Eppure, la crescita psicologica dei personaggi è un po’ tirata via, in questo onirico rapporto tra madre e figlio ritrovato. Tutto è crudo, costantemente e freddamente crudo: lo stupro del figlio ai danni della genitrice – un Edipo moderno? Difficile crederlo! In Sofocle le ragioni dell’incesto, inconsapevole, c’erano eccome e non nascevano dalla violenza! - la brutalità di farle mangiare un pezzo di carne tagliatosi davanti a lei, per strapparle un rifiuto o per scovare un segnale che faccia di lei una mentitrice. Tutti crimini inaccettabili, esplorati tanto nell’iter pubblico quanto in quello privato di un’esistenza, quella di Kang-do, vuota su tutti i fronti. La mamma non demorde, però, e si fa accettare passando su tutto. È molto più alto il suo fine, molto più forte il suo dolore, molto più pungente l’onore infangato. La parabola del figliol prodigo è rovesciata, nella pellicola coreana, non serve a redimere quanto a colpire più a fondo.

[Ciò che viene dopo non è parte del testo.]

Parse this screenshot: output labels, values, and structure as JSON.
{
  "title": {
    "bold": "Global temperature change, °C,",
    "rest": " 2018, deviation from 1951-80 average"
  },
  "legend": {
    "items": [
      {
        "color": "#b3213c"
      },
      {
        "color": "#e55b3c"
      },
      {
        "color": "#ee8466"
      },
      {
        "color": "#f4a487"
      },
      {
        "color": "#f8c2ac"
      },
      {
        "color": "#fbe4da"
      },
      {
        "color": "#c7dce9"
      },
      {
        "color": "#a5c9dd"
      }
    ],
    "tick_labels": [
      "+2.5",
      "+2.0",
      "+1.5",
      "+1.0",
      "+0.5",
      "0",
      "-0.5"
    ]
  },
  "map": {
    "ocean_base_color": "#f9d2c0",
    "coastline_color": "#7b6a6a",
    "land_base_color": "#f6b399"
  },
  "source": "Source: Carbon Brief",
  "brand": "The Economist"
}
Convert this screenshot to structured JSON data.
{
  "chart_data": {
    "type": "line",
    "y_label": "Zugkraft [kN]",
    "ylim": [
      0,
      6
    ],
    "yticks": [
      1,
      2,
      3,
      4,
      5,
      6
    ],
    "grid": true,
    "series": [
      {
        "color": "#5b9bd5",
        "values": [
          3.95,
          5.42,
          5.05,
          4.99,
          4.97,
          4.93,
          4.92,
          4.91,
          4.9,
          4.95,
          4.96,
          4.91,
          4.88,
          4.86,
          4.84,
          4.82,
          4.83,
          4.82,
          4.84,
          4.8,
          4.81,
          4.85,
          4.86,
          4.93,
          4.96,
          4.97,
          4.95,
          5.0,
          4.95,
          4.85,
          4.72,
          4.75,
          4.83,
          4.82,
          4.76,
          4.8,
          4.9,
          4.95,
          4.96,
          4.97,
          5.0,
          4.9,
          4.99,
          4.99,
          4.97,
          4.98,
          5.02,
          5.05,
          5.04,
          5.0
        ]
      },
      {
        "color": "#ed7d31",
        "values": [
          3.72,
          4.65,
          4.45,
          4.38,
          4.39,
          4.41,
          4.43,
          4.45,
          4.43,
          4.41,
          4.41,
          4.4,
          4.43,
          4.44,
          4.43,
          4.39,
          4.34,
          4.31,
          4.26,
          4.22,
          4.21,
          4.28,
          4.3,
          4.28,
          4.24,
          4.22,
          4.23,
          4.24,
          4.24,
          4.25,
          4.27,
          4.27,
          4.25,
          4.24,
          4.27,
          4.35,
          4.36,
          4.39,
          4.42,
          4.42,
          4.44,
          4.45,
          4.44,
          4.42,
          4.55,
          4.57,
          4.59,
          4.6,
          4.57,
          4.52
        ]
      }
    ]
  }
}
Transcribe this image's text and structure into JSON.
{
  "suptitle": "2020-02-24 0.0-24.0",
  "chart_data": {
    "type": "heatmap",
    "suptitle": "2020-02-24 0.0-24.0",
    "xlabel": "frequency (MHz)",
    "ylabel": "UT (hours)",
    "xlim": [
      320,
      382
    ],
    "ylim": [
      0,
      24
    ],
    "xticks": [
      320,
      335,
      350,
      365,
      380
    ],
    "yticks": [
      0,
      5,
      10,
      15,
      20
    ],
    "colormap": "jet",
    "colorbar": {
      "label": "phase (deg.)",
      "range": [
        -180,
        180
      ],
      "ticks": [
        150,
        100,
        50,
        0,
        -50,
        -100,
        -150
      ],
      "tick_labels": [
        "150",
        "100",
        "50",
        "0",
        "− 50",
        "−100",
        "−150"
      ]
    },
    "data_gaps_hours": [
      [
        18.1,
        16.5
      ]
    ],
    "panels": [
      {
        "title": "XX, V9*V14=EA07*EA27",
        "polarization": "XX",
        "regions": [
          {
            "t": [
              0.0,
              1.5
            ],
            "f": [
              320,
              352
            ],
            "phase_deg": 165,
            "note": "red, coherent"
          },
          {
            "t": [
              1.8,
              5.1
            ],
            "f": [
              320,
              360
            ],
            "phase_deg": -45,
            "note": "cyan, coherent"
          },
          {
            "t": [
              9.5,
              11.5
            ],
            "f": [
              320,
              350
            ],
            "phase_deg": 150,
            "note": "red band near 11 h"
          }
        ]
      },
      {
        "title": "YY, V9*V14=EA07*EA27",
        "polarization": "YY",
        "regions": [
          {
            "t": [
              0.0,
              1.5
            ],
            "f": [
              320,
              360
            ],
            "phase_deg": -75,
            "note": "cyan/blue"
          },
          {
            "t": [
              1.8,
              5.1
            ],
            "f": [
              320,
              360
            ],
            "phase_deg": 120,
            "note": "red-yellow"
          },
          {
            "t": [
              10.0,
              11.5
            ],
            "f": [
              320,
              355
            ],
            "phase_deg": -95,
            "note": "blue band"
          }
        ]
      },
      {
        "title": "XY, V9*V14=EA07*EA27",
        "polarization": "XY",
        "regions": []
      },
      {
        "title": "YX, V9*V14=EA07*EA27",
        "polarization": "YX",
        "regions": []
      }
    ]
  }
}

Pieta non convince unanimemente, anche se ha un geniale colpo di scena finale da vero maestro. La violenza non è sempre drammaturgicamente necessaria e non nasce mai la domanda sul perché un figlio venga abbandonato da sua madre alla nascita, per ripresentarsi nella vita del mostruoso e crudelissimo trentenne, al fine di redimerlo. Lo redimerà? Mah! Nel redimere la sua cattiveria, legandolo a sé e liberandolo dall’impenetrabile scorza di anaffettività, colpirà nel segno e salverà così l’onore oltraggiato.
È l’apologia del denaro, in nome del quale ci si permette ogni tipo di ignominia, ma più perfido del Dio denaro è il sentimento di vendetta che vince sul denaro, perché nasce dentro il cuore di una madre addolorata. Dunque, è il sentimento materno in scena nel film, il legame più forte in assoluto, che attraverso morte e dolore trova la sua giustizia. L’idea è espressa in modo originale, tutto sommato, con immagini crude e a volte gratuite, però. Certamente, il montaggio analogico risulta sapiente e raffinato: il coniglio preso come “acconto”, il pennuto morto offerto dalla “mamma”, l’anguilla che si contorce, la lisca di pesce inquadrata subito dopo il suicidio iniziale, i resti di una misteriosa carogna in casa di Kang-do. Infine, uno dei meriti del regista è stato di aver dimostrato come si possa fare un film di qualità, con pochi soldi e pochi personaggi.